- Ukraine’s Stetman prepares a 360-satellite network with SpaceX launch support
- New leadership keeps Ukraine’s ambitious satellite project moving forward
- The billion-euro constellation aims to strengthen Ukraine’s communication independence
Ukrainian company Stetman is currently preparing to launch its own low Earth orbit (LEO) satellite constellation, with service set to begin in 2027.
The company recently lost its founder, Dmytro Stetsenko, but the project is still on course after the appointment of a new CEO, Kateryna Diachenko.
According to the company, its planned constellation will orbit at an altitude of approximately 550 kilometers, with a test satellite currently scheduled for launch in October 2026 to validate the underlying technology together with SpaceX engineers.
Constellation with Danish and American partners
Full deployment of the constellation is expected to begin in 2027 and take three full years to complete entirely across the network.
The finished network will ultimately consist of 360 satellites manufactured by the Danish company GomSpace under an ongoing partnership.
Stetman has chosen SpaceX to handle the launches, citing the company’s lower cost and stronger reliability compared with rivals.
“SpaceX is the best option, as they are the cheapest and the most reliable,” Stetsenko had previously told reporters directly.
No formal agreement has yet been reached covering delivery of the remaining constellation satellites beyond that initial test satellite launch.

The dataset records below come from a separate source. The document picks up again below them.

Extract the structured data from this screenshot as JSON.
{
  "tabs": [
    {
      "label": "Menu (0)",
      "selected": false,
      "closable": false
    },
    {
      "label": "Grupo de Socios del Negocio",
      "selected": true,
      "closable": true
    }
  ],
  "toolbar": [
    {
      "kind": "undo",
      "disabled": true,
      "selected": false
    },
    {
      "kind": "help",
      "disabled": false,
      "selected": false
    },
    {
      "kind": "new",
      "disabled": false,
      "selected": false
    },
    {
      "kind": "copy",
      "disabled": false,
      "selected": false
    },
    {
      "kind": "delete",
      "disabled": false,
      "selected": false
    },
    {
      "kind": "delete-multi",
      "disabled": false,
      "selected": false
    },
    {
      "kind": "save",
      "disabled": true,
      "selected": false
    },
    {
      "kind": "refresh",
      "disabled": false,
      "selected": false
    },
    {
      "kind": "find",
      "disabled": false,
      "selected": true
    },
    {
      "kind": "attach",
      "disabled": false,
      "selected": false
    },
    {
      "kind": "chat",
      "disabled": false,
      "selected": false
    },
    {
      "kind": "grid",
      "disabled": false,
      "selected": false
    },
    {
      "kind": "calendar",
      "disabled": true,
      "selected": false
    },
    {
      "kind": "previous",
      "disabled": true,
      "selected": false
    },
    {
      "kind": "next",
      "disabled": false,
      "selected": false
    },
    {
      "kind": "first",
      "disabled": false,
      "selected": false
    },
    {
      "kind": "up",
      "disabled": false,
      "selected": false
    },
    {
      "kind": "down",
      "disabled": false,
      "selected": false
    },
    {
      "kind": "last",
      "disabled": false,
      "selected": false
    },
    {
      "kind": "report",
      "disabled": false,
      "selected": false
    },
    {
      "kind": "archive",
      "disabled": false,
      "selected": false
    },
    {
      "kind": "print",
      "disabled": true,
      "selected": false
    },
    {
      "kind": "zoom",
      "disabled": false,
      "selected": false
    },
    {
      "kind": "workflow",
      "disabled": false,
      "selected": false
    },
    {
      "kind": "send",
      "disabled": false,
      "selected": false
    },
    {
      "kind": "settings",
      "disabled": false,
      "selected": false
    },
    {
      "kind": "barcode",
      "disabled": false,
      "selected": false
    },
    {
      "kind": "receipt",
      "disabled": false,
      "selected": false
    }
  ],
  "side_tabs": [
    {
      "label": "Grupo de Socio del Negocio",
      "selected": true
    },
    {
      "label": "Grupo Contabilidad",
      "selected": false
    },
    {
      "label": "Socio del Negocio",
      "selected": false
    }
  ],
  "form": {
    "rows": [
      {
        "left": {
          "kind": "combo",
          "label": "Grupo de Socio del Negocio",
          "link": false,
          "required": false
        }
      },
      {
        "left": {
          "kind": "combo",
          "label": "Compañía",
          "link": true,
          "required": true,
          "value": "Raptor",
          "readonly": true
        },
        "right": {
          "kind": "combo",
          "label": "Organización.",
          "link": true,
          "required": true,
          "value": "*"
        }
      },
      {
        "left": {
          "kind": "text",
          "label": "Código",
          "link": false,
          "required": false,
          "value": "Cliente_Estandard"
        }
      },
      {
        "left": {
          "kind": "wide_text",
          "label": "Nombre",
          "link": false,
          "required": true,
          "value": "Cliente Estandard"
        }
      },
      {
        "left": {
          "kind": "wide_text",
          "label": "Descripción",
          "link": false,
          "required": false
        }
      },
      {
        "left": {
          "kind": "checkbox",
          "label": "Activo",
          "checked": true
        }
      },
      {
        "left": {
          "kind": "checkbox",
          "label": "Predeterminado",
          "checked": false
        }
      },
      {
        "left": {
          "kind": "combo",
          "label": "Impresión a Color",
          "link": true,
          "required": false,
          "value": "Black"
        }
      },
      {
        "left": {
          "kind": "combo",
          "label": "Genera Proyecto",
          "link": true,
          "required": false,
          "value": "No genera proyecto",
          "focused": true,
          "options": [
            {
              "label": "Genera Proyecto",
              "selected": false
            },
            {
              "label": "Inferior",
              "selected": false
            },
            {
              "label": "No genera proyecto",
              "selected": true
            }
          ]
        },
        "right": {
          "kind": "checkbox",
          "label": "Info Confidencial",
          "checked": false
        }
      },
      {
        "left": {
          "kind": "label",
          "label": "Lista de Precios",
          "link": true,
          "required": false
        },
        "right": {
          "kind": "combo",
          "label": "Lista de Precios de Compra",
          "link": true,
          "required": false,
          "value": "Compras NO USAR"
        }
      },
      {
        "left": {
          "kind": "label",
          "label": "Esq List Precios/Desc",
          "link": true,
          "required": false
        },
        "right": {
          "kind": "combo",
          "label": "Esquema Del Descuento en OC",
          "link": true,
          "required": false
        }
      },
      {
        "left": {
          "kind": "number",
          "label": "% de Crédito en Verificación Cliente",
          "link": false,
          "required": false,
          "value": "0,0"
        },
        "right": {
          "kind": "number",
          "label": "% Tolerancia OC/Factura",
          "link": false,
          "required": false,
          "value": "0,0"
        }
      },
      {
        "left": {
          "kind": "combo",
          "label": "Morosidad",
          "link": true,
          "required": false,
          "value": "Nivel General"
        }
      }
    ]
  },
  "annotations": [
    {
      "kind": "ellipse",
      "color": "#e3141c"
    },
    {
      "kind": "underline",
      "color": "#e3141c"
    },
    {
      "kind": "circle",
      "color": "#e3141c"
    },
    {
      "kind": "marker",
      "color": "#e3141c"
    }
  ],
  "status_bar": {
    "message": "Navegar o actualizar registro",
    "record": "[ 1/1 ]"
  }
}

Ukraine itself would require roughly 150 satellites, according to Andrii Kolesnyk, a former adviser to the head of Ukraine’s State Space Agency.
Diachenko has already met personally with GomSpace representatives to confirm continuity of their joint manufacturing plans going forward into the future.
A billion-Euro project
The total project cost reportedly exceeds one billion euros, though financing will proceed in several separate stages, a Stetman representative said.
That budget reportedly covers the satellite constellation itself, software development, launch services, broker fees, and staff salaries across the entire company workforce.
Manufacturing and launching a single satellite reportedly cost between $2 million and $3 million per unit.
A single SpaceX Falcon 9 rocket can carry several dozen satellites into orbit, and each launch typically costs between $60 million and $70 million depending on payload size.
With a target of 360 satellites, those per-unit costs alone would account for roughly $720 million to over $1 billion of the total budget
Stetman also plans a joint satellite manufacturing facility inside Ukraine alongside GomSpace, expected to fully open next year if funding arrives on schedule.
The factory could require several hundred million euros in investment, although details about funding sources remain undisclosed.
The company currently supplies communication equipment to Ukraine’s military, emergency services, police, medical personnel, and government institutions.
The company also produces modified communication terminals, including Starmod systems designed for military conditions and UASAT satellite terminals operating through existing satellite networks.
These products support Ukraine’s broader effort to strengthen communication independence during wartime.